This isn’t a particularly novel event, “celebrities” leaning on their infamy to sell more products in the eternal march of capitalism. But this one spoke to me in a different way. This is an example of a personal brand transcending professional careers. Specifically ones that are tragically inundated with talent from low economic backgrounds and crowded with aspirational dreamers who can’t get a look in. Not to mention the lofty incomes attached.

“A young buck sellin’ drugs and such, who never had much, trying to get a clutch at what I could not” - C.R.E.A.M, Inspectah Deck, Wu Tang Clan (1994)

The rap scene started as a form of expression for underprivileged, Black communities. Once it was more widely distributed to the white suburban areas of America, it became viewed as an extremely rare opportunity to escape poverty and reach “the big time”. It crafted incredible musicians and shaped the music scene forever onward. As a fan of the art, I find it literally offensive that a person of such affluence can stumble onto the scene, metaphorically do a big fat deuce on a track, plug his own product and shoot up the charts. As a founder of a branding agency, specifically one working with personal brands, I find it incredible.
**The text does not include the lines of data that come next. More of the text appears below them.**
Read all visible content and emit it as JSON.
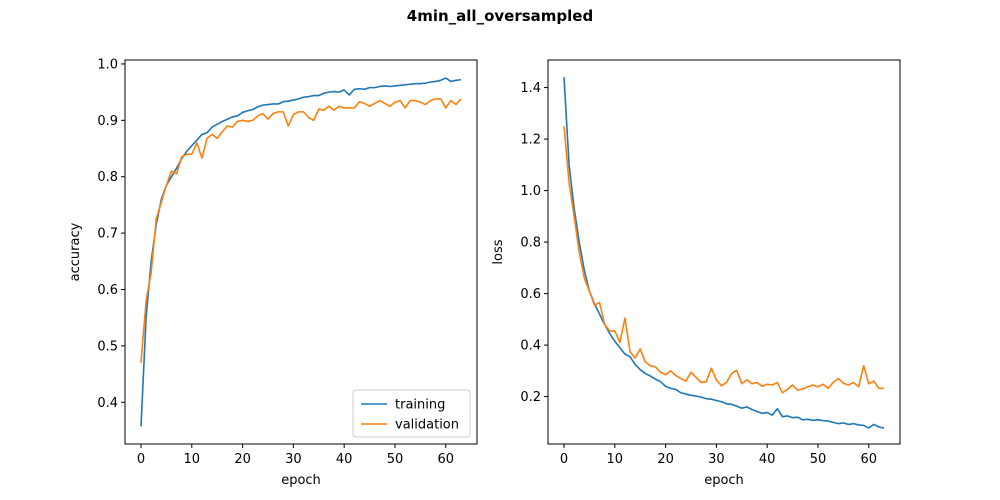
{
  "figure": {
    "title": "4min_all_oversampled"
  },
  "colors": {
    "training": "#1f77b4",
    "validation": "#ff7f0e",
    "axes": "#000000",
    "legend_border": "#cccccc"
  },
  "chart_data": [
    {
      "type": "line",
      "title": "",
      "xlabel": "epoch",
      "ylabel": "accuracy",
      "xlim": [
        -3.15,
        66.15
      ],
      "ylim": [
        0.326,
        1.007
      ],
      "xticks": [
        0,
        10,
        20,
        30,
        40,
        50,
        60
      ],
      "yticks": [
        0.4,
        0.5,
        0.6,
        0.7,
        0.8,
        0.9,
        1.0
      ],
      "ytick_labels": [
        "0.4",
        "0.5",
        "0.6",
        "0.7",
        "0.8",
        "0.9",
        "1.0"
      ],
      "legend": {
        "placement": "lower-right",
        "entries": [
          "training",
          "validation"
        ]
      },
      "series": [
        {
          "name": "training",
          "color_key": "training",
          "y": [
            0.357,
            0.55,
            0.65,
            0.715,
            0.76,
            0.785,
            0.8,
            0.815,
            0.832,
            0.845,
            0.855,
            0.865,
            0.875,
            0.878,
            0.888,
            0.893,
            0.898,
            0.902,
            0.906,
            0.908,
            0.914,
            0.917,
            0.919,
            0.924,
            0.927,
            0.928,
            0.929,
            0.929,
            0.933,
            0.934,
            0.936,
            0.938,
            0.941,
            0.942,
            0.944,
            0.944,
            0.948,
            0.95,
            0.951,
            0.95,
            0.954,
            0.945,
            0.955,
            0.956,
            0.955,
            0.958,
            0.958,
            0.96,
            0.961,
            0.96,
            0.961,
            0.962,
            0.963,
            0.964,
            0.965,
            0.965,
            0.966,
            0.968,
            0.969,
            0.971,
            0.975,
            0.969,
            0.971,
            0.972
          ]
        },
        {
          "name": "validation",
          "color_key": "validation",
          "y": [
            0.47,
            0.58,
            0.63,
            0.725,
            0.755,
            0.785,
            0.81,
            0.805,
            0.835,
            0.84,
            0.84,
            0.86,
            0.833,
            0.868,
            0.875,
            0.868,
            0.88,
            0.89,
            0.888,
            0.898,
            0.9,
            0.898,
            0.9,
            0.908,
            0.912,
            0.902,
            0.912,
            0.915,
            0.915,
            0.89,
            0.91,
            0.915,
            0.915,
            0.905,
            0.9,
            0.92,
            0.918,
            0.925,
            0.918,
            0.925,
            0.922,
            0.922,
            0.922,
            0.933,
            0.93,
            0.925,
            0.93,
            0.935,
            0.93,
            0.925,
            0.932,
            0.935,
            0.922,
            0.935,
            0.935,
            0.932,
            0.928,
            0.935,
            0.938,
            0.938,
            0.922,
            0.935,
            0.928,
            0.938
          ]
        }
      ]
    },
    {
      "type": "line",
      "title": "",
      "xlabel": "epoch",
      "ylabel": "loss",
      "xlim": [
        -3.15,
        66.15
      ],
      "ylim": [
        0.016,
        1.507
      ],
      "xticks": [
        0,
        10,
        20,
        30,
        40,
        50,
        60
      ],
      "yticks": [
        0.2,
        0.4,
        0.6,
        0.8,
        1.0,
        1.2,
        1.4
      ],
      "ytick_labels": [
        "0.2",
        "0.4",
        "0.6",
        "0.8",
        "1.0",
        "1.2",
        "1.4"
      ],
      "series": [
        {
          "name": "training",
          "color_key": "training",
          "y": [
            1.44,
            1.1,
            0.93,
            0.8,
            0.69,
            0.61,
            0.56,
            0.52,
            0.48,
            0.445,
            0.415,
            0.39,
            0.365,
            0.355,
            0.325,
            0.305,
            0.29,
            0.28,
            0.268,
            0.258,
            0.24,
            0.232,
            0.228,
            0.215,
            0.21,
            0.205,
            0.202,
            0.198,
            0.192,
            0.19,
            0.185,
            0.18,
            0.172,
            0.17,
            0.163,
            0.155,
            0.16,
            0.15,
            0.142,
            0.135,
            0.138,
            0.128,
            0.153,
            0.122,
            0.125,
            0.118,
            0.12,
            0.11,
            0.112,
            0.108,
            0.11,
            0.107,
            0.105,
            0.1,
            0.095,
            0.098,
            0.092,
            0.095,
            0.09,
            0.088,
            0.078,
            0.092,
            0.082,
            0.078
          ]
        },
        {
          "name": "validation",
          "color_key": "validation",
          "y": [
            1.25,
            1.03,
            0.9,
            0.76,
            0.66,
            0.61,
            0.555,
            0.565,
            0.48,
            0.455,
            0.455,
            0.41,
            0.505,
            0.375,
            0.35,
            0.385,
            0.335,
            0.32,
            0.315,
            0.295,
            0.285,
            0.3,
            0.282,
            0.27,
            0.26,
            0.295,
            0.275,
            0.255,
            0.258,
            0.31,
            0.265,
            0.242,
            0.255,
            0.29,
            0.302,
            0.25,
            0.265,
            0.25,
            0.255,
            0.24,
            0.248,
            0.245,
            0.255,
            0.215,
            0.228,
            0.245,
            0.225,
            0.23,
            0.238,
            0.245,
            0.238,
            0.248,
            0.232,
            0.255,
            0.27,
            0.252,
            0.245,
            0.255,
            0.238,
            0.32,
            0.25,
            0.26,
            0.232,
            0.232
          ]
        }
      ]
    }
  ]
}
This single event highlights the influence that personal brands can have on consumer interpretation. Seemingly, at least in westernised mainstream media, audiences care less about output and are still in fact driven by celebrity influence and comfortability with familiar faces.
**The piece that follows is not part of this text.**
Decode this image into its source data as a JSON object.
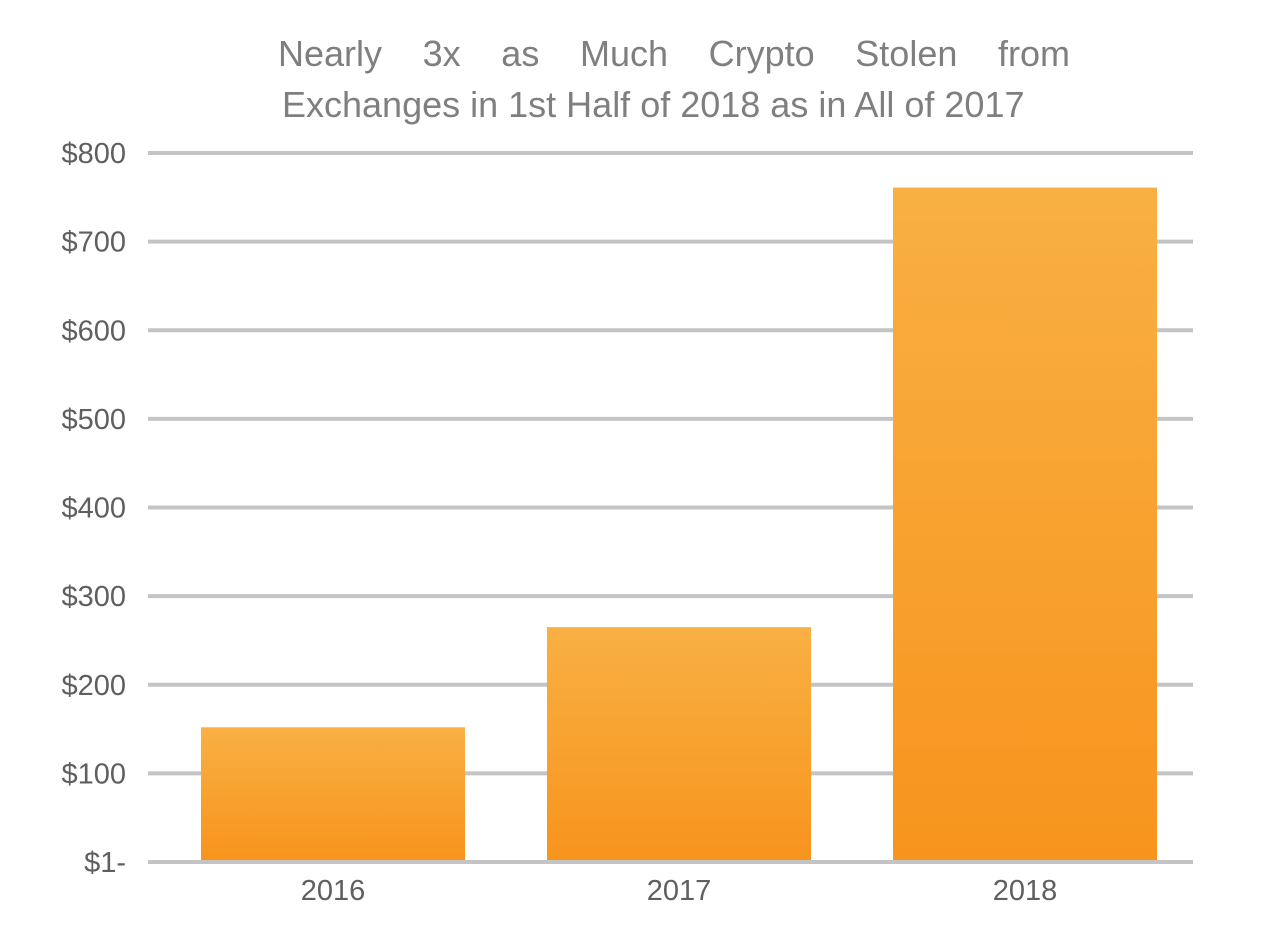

However, given the available social channels, there is a rising faction of smaller celebrities (if you want to call them influencers) and personal brands that have granted a platform to talented individuals. As industries and professions become more remote, independent siloed individuals and the importance of digital representation will become more readily accessible and substantially more important (See the rise of NFTs). It’s the role of the audience to be more specific in terms of what influences (or ers) they allow into their conscious stream and be selective about specialist talent. Not bending to the undoubtedly, very strong arm of Dwayne “The Rock” Johnson


P.s - + I heard he eats babies.

*I have to state these aren’t the views of everyone at dooka, specifically Rob, who loves The Rock, Royal Rumble and Rap (apparently).